Fig. 4.

RNA-seq analyses of tumor-regressed hepatocytes. (A) Flowchart of fish treatment and sample collection. CreER and CreER/xmrk adult fish (4 mpf) were treated with Dox for 6 weeks to induce HCC. 4-OHT was added in the last week for 3 days to label tumor cells into RFP+. Livers were dissected at the tumor stage at 6 wpi and at the regression stage at 4 wpr, and subjected to cell sorting for: GFP+ normal hepatocytes from control CreER fish at 6 wpi (‘C’) and 4 wpr (‘CR’), RFP+ tumor hepatocytes from CreER/xmrk fish at 6 wpi (‘T’), and RFP+ and GFP+ hepatocytes from the regressed tumor of CreER/xmrk fish at 4 wpr (‘RFP+R’ and ‘GFP+R’, respectively). (B) FACS profiles of liver cells.

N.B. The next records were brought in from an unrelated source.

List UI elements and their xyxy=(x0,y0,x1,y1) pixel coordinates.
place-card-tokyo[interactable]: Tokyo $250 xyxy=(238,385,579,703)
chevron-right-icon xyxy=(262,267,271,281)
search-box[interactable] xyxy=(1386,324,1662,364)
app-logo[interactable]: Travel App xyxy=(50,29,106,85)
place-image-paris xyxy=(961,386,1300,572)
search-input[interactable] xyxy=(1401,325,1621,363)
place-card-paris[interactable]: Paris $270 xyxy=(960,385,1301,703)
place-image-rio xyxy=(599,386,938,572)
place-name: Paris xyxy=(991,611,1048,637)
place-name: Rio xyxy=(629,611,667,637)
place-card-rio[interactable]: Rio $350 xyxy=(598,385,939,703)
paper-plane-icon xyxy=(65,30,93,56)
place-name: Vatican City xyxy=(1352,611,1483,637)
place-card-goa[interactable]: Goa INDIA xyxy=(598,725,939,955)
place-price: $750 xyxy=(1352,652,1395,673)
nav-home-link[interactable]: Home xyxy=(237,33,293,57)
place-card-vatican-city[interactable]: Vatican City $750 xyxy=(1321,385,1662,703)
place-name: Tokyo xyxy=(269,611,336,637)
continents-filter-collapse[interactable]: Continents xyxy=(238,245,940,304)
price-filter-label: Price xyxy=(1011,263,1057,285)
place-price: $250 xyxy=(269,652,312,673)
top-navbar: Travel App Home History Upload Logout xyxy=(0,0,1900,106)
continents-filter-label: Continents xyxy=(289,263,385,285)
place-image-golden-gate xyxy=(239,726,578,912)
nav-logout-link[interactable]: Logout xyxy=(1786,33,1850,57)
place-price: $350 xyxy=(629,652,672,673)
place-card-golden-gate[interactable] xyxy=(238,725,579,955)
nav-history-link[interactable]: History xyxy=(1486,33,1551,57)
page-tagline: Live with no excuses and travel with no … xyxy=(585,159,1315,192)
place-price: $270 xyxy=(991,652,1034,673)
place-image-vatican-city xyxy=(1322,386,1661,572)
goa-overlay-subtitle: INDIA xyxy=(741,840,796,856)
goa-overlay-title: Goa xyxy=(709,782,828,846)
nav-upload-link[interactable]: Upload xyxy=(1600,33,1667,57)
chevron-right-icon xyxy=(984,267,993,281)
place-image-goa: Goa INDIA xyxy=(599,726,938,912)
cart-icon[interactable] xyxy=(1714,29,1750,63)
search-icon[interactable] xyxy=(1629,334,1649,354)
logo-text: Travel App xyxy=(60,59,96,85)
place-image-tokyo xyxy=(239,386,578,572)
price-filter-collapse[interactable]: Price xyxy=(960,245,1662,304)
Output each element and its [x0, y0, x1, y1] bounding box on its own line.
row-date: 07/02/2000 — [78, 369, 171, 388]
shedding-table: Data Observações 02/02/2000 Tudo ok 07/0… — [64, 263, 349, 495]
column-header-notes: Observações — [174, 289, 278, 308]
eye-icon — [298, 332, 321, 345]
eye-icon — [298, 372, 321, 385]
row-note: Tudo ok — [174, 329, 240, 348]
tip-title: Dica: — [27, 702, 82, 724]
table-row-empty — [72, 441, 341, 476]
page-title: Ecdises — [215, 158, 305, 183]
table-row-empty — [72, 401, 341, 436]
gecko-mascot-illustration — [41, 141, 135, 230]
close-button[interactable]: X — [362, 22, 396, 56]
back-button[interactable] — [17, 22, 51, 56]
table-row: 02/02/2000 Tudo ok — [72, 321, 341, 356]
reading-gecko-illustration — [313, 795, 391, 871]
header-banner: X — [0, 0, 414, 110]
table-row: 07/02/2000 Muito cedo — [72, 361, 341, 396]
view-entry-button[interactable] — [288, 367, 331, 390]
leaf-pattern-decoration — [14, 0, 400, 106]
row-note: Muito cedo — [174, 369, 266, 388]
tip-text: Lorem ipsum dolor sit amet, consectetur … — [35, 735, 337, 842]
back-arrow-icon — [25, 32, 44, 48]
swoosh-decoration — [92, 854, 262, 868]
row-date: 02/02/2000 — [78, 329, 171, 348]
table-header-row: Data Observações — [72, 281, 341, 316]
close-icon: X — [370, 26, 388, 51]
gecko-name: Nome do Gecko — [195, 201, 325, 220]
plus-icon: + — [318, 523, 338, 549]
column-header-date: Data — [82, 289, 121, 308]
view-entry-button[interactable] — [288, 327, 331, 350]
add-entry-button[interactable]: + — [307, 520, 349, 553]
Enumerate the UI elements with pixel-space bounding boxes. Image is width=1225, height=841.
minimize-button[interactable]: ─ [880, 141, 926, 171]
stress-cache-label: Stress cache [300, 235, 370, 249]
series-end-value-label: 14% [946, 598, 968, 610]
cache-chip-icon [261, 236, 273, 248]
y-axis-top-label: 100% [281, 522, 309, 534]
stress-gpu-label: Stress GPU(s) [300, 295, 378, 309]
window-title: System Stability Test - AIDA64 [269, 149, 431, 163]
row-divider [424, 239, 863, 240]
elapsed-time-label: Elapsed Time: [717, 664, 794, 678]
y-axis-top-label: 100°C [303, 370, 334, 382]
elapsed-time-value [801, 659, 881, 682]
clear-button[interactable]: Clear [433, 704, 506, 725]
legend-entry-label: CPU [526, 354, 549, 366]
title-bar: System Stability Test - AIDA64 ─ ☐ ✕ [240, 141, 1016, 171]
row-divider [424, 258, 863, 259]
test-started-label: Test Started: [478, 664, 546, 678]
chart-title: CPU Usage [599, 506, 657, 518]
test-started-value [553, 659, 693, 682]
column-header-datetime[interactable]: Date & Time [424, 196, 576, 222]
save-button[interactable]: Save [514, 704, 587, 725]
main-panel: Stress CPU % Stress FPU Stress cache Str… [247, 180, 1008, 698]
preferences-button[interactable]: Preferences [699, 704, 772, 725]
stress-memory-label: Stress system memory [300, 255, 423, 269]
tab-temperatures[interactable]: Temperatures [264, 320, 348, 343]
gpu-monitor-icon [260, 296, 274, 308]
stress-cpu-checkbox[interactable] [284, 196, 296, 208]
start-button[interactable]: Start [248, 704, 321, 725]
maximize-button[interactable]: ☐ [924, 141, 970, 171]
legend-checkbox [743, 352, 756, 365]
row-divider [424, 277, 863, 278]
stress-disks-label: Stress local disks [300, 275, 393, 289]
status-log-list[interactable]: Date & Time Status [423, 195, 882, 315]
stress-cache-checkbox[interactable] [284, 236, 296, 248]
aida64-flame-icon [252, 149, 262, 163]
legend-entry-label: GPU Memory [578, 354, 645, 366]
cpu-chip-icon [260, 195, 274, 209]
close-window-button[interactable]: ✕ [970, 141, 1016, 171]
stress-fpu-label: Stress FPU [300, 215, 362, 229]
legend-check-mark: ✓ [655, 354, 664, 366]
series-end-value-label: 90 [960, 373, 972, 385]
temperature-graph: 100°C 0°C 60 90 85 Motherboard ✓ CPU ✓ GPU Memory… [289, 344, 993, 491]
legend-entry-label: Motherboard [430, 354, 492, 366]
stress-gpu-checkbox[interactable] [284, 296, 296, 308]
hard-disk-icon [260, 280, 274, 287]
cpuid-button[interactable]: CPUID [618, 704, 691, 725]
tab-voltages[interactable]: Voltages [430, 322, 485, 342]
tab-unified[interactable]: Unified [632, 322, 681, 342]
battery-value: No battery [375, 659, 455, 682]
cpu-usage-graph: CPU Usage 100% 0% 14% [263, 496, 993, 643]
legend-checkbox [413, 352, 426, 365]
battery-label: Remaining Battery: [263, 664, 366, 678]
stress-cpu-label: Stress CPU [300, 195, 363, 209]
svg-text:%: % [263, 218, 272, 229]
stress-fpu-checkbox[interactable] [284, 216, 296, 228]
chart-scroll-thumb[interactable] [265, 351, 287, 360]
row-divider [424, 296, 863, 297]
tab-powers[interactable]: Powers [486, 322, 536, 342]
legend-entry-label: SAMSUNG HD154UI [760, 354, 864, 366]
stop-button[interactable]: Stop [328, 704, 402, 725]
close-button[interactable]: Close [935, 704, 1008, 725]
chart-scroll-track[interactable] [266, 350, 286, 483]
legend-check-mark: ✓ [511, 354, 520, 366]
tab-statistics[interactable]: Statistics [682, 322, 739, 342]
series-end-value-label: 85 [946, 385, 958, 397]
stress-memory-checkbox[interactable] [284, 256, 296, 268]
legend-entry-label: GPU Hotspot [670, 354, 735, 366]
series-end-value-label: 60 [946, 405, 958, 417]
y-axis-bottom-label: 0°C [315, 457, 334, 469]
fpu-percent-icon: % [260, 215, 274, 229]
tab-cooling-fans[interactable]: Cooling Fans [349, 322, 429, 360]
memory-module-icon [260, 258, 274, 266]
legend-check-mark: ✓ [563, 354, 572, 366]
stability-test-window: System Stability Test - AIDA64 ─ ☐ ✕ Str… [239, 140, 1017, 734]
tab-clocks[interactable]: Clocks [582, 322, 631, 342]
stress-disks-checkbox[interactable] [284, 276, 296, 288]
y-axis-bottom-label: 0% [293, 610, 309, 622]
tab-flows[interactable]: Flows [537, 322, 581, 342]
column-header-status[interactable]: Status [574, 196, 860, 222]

Fluorescent-protein-labeled hepatocytes are boxed in each profile. (C) Correlation matrix heatmap showing the Euclidean distance between samples, which was generated using all the expressed genes. Darker color indicates stronger correlation. (D) Principal component analysis (PCA) of gene expression. (E) Hierarchical clustering and heatmap of the differentially expressed genes in various hepatocytes. Gene expression (FPKM) was log2-transformed and median-centered across genes.